Obstacle du CPE franchi pour Villepin mais la gauche ne baisse pas les armes

Publié le par rezeid

L'adoption du très controversé Contrat première embauche, dans la nuit de mercredi à jeudi à l'Assemblée nationale, est un nouvel obstacle franchi pour le Premier ministre Dominique de Villepin, mais la gauche ne baisse les armes ni au Parlement, ni auprès des Français.

A l'issue d'une longue bataille de procédure menée par l'opposition socialiste et communiste, les députés ont voté en première lecture l'amendement gouvernemental instaurant le CPE dans le projet de loi sur l'égalité des chances.
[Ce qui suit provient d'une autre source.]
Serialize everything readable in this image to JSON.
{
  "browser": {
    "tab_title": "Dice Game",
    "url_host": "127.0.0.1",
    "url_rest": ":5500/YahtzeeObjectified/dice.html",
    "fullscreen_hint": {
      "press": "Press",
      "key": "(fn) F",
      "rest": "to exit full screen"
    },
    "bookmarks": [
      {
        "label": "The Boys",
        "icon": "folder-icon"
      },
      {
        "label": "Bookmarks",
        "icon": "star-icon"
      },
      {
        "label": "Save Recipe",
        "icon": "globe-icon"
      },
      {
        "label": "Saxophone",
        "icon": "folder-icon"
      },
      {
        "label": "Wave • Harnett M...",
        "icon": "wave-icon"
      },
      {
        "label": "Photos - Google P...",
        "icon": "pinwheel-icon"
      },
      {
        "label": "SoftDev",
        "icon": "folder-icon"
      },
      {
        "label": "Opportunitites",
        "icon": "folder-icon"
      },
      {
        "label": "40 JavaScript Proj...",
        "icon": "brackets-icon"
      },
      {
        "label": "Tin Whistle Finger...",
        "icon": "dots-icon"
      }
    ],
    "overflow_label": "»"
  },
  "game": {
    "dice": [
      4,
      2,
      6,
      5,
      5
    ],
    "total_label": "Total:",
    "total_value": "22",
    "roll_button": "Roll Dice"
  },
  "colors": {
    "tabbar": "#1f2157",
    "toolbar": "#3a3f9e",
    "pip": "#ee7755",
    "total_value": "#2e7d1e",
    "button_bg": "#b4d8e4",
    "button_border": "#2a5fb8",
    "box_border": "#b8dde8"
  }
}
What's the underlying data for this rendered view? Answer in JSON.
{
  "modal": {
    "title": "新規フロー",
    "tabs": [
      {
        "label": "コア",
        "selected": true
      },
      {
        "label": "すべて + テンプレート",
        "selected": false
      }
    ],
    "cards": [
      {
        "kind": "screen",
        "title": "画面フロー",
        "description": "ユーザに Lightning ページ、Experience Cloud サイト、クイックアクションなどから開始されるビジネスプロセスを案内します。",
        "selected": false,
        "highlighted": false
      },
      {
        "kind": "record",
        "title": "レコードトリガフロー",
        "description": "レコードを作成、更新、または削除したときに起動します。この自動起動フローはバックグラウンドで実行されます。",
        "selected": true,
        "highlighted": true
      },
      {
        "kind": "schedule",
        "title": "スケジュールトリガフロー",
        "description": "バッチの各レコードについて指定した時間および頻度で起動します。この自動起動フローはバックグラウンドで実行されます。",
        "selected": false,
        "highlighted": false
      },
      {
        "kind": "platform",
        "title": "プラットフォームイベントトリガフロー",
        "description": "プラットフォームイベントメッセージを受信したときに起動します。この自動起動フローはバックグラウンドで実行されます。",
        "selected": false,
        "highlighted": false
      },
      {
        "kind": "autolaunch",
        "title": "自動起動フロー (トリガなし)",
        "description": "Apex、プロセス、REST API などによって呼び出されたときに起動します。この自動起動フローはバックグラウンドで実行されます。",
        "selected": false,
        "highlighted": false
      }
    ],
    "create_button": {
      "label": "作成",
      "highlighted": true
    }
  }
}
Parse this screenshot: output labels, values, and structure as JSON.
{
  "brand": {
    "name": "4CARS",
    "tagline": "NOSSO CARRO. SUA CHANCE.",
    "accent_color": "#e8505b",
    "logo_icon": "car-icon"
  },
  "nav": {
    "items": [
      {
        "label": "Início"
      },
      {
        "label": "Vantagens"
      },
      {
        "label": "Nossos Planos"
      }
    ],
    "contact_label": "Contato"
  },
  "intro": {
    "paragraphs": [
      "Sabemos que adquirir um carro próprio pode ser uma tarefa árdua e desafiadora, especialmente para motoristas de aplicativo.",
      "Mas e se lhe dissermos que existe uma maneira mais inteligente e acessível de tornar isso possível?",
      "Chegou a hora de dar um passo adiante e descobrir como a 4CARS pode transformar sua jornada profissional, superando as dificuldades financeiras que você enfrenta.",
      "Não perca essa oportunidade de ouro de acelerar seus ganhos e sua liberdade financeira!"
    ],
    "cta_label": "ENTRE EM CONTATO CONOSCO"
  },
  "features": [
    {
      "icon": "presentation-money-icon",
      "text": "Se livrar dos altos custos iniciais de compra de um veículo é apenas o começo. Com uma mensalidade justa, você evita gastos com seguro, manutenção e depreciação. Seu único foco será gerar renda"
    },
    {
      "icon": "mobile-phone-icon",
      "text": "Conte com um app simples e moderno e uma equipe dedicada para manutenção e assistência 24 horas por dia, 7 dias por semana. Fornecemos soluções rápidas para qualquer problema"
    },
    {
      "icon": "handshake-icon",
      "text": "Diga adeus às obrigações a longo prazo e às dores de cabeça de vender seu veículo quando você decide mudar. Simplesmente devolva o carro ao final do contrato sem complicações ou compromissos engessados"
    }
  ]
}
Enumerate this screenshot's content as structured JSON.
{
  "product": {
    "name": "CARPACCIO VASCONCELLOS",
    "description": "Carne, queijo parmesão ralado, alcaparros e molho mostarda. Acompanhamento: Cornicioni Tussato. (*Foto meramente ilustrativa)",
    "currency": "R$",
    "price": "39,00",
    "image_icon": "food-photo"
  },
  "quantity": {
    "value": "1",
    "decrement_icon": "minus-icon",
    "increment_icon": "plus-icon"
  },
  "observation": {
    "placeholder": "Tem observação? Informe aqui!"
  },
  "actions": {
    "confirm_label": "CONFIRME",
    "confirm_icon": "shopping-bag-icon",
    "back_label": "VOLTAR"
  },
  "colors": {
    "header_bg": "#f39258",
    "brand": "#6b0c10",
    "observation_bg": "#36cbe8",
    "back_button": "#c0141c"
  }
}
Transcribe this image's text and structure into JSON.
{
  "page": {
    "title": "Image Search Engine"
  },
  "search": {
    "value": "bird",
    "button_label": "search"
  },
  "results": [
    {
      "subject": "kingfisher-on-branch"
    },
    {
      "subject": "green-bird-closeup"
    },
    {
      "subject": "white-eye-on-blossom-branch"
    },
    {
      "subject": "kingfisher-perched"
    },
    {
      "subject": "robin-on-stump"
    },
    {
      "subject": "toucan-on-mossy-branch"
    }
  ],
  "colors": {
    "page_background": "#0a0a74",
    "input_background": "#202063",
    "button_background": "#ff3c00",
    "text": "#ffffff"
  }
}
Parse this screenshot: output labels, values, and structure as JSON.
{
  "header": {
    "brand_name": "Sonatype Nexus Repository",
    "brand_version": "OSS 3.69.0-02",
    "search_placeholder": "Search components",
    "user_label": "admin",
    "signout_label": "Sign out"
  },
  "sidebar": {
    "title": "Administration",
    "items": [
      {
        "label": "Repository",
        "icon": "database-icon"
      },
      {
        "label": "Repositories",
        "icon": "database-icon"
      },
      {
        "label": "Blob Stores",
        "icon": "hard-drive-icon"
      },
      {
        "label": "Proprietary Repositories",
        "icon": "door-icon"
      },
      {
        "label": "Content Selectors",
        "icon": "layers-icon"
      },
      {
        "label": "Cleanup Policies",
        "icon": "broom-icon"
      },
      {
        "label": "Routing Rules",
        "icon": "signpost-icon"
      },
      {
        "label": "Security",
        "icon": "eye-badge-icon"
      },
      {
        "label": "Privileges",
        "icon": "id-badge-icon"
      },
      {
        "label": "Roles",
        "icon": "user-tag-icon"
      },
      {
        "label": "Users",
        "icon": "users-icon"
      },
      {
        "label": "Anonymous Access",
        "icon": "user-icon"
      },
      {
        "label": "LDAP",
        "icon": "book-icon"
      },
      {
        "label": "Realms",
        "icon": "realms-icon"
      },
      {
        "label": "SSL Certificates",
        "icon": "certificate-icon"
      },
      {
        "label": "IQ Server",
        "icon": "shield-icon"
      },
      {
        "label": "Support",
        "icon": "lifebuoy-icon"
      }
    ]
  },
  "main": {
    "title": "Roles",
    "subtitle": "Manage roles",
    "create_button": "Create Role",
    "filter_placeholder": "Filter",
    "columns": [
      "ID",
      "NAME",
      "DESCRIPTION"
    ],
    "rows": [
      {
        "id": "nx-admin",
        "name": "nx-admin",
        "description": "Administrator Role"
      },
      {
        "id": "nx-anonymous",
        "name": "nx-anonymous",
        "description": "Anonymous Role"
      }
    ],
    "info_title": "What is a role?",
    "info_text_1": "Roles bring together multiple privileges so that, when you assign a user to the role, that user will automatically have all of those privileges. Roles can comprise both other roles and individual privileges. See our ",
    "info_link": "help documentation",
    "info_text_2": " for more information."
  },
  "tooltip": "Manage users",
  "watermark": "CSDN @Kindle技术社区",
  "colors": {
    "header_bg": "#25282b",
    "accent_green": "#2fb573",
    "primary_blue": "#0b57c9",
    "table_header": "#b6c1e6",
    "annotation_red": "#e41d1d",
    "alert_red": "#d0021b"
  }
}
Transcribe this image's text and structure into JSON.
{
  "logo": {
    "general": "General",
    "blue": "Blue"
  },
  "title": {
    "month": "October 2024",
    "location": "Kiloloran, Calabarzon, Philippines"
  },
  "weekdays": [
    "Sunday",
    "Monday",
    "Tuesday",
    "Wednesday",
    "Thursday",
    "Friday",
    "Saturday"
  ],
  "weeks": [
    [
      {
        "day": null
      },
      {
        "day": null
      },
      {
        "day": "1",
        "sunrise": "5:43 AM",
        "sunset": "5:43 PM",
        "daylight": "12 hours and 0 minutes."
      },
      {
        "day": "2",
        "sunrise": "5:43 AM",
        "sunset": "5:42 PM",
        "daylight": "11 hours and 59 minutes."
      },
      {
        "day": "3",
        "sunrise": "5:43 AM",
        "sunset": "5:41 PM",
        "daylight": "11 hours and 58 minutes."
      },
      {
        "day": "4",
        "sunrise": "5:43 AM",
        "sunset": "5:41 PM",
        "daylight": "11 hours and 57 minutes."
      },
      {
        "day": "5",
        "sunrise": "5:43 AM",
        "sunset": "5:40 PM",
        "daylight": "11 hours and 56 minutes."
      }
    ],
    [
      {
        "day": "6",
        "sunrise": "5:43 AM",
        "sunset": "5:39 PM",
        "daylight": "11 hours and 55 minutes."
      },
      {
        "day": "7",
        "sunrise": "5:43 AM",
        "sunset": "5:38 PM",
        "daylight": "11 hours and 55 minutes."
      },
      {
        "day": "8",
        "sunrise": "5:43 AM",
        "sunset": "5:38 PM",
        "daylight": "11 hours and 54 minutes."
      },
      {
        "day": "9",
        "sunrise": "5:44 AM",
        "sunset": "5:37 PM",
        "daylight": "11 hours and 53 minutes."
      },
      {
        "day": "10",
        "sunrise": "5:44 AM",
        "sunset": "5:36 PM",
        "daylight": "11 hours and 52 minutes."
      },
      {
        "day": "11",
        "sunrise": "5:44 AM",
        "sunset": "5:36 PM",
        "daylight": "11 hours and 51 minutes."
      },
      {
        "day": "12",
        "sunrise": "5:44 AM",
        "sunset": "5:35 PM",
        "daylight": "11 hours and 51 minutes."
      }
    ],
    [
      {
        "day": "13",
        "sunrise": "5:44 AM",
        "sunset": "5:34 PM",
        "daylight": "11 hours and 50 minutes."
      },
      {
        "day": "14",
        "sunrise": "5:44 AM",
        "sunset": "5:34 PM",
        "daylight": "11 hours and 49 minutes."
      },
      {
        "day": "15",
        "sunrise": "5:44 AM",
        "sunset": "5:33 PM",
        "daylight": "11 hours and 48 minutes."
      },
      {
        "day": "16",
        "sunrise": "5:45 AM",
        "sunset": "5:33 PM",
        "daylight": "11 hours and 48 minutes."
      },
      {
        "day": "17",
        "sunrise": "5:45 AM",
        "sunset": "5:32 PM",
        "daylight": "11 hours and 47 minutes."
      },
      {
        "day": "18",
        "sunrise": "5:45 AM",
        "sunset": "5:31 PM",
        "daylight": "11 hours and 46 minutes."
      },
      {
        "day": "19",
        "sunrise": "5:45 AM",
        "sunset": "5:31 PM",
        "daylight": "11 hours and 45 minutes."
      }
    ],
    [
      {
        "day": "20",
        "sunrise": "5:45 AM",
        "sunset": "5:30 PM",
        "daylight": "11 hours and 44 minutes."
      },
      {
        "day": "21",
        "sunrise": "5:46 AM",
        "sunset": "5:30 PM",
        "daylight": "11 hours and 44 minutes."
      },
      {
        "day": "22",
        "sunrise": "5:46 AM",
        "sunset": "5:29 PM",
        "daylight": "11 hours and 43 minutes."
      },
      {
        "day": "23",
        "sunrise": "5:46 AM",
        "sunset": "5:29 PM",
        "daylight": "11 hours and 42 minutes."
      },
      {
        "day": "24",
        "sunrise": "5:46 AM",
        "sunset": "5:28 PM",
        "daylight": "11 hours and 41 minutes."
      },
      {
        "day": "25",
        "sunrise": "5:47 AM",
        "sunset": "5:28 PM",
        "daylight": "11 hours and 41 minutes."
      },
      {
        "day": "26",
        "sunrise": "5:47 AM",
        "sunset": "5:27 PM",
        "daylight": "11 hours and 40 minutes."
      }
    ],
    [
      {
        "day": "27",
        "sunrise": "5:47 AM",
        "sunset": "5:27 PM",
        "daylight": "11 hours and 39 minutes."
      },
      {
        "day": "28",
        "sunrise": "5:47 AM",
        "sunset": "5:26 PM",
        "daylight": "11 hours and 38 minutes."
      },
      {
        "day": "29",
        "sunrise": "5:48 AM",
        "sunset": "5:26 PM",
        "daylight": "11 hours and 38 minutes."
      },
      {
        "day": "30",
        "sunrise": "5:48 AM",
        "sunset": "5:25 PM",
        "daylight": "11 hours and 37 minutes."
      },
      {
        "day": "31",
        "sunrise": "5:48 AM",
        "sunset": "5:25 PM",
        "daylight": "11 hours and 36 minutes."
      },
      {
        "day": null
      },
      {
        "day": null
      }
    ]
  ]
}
Il restait vingt-cinq articles à examiner avant le vote de l'ensemble du projet de loi, transmis ensuite au Sénat.

Mais alors que socialistes et communistes ont continué jeudi matin leur bataille de procédure, Jean-Louis Debré, président de l'Assemblée a évoqué un possible recours à l'article 49.3 de la constitution qui interromprait les débats. Un tel recours conduirait à une adoption sans vote et entraînerait, ont averti les socialistes le dépôt d'une motion de censure.

En toute hypothèse, le texte devra ensuite passer au Sénat.

Le processus parlementaire n'est donc pas terminé, ce qu'ont répété à l'envi les responsables de gauche jeudi.

Cependant, le vote de l'amendement est un pas supplémentaire pour Villepin dans sa politique de l'emploi, deux jours après la mobilisation en demi-teinte des syndicats, étudiants et lycéens mardi.

Pour autant, a mis en garde le président du groupe PS Jean-Marc Ayrault, "le CPE est une mèche lente, le gouvernement devrait faire attention".

"Nous n'avons pas cédé", a affirmé Jean-Marc Ayrault. "On a tenu huit jours sur trois articles. Qu'est-ce qu'on pouvait faire de plus?", a résumé Henri Emmanuelli sur France Inter. Pour lui, si le gouvernement dispose de la majorité parlementaire, "il n'a plus la majorité politique dans le pays".

De son côté, François Hollande, qui a accusé le gouvernement de "désinformation", a prévenu que "la bataille parlementaire continuerait plusieurs semaines".

"Le gouvernement voudrait faire croire que l'adoption cette nuit par l'Assemblée nationale de l'article 3 du texte sur l'égalité des chances qui sert de support à l'amendement sur le CPE serait la fin de la procédure parlementaire. Rien n'est plus faux", a-t-il dit.

Selon lui, "le CPE n'est pas adopté et ne doit pas l'être" et "les députés socialistes vont continuer à se battre jusqu'au dernier moment pour empêcher cette double opération de démantèlement du code du travail et cette désinformation de l'opinion publique".

Pour engager la procédure du 49-3, le Premier ministre a besoin de l'aval du Conseil des ministres, ce qui a pu être fait lors d'un des derniers conseils sans que la décision ait filtré.

Voyant dans les sondages l'opposition croissante des Français au CPE, réservé aux moins de 26 ans et assorti d'une "période de consolidation" de deux ans, la gauche, réunie en sommet mercredi, a en outre prévu, en dehors de la bataille parlementaire, "une mobilisation unitaire" contre la politique de l'emploi avec tract, pétition, semaine d'action.